Things about this pregnancy that are worse:
~NEW stretch marks. How rude is that?!? Half the size and NEW stretch marks??? Totally and completely not fair. Hiss.
~The low/no sugar carb diet that has helped me not be as much of a heifer. Not fun, but worth it. I only started at 28 weeks, so don't feel too bad. But feel a little bad.
~Stressing about my birth experience. With Porter, I blissfully thought I would have the experience I wanted which was shattered at 37 weeks when I was told I had to have a cesarian (booooooooo to you, North Florida OB/GYN!)...this time around I have been optimistic about having a VBAC, but hoping and not knowing has been a little stressful. Better than being told what to do, though!
~Not having a super simple time choosing a name, like we did with Porter. We do have a name now, though (I think)! It will be a big surprise to lots of people on the day she is born! :)

I am so super excited to meet our little girl! It doesn't seem like it's right around the corner, but it is! I have lots to do to keep myself busy and I hope I can finish it all before she arrives! I am excited, too, at the thought of going into labor and driving to the hospital in excruciating pain...okay, maybe not so much that part, but the excitement of the unknown is really fun. I am also really happy that my Mommy will be coming out to visit us on the 29th! It's a little weird not knowing if she will be here for the birth or not (I'm due the 30th), but I am almost as excited for her arrival as the baby's!

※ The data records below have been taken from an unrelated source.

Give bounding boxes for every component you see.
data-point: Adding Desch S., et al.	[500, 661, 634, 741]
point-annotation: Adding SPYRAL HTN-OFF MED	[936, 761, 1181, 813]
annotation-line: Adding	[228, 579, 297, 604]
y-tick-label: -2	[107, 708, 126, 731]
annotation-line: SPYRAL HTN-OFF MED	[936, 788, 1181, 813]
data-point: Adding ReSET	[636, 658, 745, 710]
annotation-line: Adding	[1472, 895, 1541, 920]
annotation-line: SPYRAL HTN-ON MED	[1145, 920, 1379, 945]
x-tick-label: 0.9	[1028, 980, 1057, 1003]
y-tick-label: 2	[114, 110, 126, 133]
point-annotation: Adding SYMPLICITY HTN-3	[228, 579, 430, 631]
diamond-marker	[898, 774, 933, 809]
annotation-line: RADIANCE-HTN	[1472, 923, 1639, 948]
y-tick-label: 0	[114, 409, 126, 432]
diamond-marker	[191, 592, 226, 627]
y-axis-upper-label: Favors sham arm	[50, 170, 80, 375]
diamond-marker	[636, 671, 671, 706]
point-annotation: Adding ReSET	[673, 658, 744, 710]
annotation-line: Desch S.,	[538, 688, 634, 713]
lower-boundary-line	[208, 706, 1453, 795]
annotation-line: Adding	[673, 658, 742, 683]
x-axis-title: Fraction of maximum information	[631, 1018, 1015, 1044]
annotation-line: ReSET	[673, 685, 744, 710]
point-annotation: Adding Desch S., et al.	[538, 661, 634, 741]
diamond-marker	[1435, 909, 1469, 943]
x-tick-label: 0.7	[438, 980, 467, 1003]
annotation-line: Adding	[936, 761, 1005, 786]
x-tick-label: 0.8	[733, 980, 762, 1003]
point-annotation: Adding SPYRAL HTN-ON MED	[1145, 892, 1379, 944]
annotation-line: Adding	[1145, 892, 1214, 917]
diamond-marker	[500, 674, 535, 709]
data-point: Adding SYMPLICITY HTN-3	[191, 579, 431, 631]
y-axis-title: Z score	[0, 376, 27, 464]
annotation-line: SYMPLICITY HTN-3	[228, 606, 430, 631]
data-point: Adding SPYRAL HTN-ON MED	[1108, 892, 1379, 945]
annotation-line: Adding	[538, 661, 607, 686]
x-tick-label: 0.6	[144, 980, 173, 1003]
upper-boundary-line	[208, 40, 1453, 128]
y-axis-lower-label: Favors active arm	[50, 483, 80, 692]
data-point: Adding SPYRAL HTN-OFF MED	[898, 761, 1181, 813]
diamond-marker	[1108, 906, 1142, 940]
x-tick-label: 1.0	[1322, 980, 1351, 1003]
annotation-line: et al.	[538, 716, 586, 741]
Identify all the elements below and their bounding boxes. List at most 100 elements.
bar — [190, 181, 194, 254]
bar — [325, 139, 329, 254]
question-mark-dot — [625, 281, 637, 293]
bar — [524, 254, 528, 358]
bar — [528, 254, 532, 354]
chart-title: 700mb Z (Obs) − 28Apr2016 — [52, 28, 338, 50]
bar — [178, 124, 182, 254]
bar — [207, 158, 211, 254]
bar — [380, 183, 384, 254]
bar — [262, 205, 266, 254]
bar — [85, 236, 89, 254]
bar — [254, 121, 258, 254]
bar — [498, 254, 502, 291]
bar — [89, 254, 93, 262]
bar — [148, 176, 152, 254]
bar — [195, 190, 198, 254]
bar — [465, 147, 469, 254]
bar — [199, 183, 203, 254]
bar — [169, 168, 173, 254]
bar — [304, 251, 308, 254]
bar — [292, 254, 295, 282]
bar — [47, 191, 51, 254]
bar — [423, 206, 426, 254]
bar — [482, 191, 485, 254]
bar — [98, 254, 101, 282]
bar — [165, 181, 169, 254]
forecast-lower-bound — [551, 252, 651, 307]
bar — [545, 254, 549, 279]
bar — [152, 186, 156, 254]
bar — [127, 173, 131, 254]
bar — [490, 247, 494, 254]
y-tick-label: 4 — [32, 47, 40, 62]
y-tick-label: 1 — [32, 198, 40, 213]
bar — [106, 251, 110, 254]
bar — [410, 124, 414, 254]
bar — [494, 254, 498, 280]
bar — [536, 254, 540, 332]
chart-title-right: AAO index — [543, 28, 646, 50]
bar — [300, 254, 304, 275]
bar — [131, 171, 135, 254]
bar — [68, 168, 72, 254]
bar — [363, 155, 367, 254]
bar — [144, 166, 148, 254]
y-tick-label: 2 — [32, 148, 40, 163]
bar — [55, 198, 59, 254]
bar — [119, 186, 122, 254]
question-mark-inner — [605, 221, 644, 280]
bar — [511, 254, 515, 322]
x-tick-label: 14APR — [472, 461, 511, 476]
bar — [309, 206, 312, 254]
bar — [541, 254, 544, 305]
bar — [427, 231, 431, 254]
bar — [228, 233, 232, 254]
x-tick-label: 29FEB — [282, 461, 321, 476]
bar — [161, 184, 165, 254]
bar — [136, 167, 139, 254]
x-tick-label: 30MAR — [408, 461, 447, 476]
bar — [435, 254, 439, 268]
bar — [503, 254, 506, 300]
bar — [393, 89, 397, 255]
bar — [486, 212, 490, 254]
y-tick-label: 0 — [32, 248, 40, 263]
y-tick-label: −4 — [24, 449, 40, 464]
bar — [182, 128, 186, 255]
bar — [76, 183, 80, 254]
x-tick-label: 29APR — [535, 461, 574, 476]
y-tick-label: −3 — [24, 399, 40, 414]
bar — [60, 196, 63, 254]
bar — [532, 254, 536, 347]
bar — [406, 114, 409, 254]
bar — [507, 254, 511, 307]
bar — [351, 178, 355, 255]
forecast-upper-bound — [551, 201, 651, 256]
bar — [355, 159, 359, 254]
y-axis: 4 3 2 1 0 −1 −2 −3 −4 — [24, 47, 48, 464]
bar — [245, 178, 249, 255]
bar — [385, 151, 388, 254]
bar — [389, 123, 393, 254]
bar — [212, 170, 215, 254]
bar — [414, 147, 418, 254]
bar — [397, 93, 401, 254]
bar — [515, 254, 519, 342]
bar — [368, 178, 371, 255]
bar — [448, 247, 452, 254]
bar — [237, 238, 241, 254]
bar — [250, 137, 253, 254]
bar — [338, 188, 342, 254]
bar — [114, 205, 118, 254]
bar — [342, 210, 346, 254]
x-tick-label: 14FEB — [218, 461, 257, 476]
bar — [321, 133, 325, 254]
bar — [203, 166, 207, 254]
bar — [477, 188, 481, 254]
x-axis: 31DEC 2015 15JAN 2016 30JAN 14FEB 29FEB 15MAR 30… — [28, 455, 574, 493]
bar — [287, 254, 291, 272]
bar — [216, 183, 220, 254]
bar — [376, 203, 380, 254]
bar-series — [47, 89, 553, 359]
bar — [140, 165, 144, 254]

I am also REALLY looking forward to seeing Porter as a big brother. He is such a wonderful and sweet boy. It will be so fun to see him in such a new and wonderful role. He is really excited about her arrival and he talks about her ALL the time. I can't wait to get a photo of my TWO babies together!!! What a blessing!!!

We will keep you updated on baby girl's arrival! I think I will bite the bullet and buy a new camera cord tomorrow, so I will have more motivation to update, but the news will definitely be posted :)

Can't wait to meet you, little girl!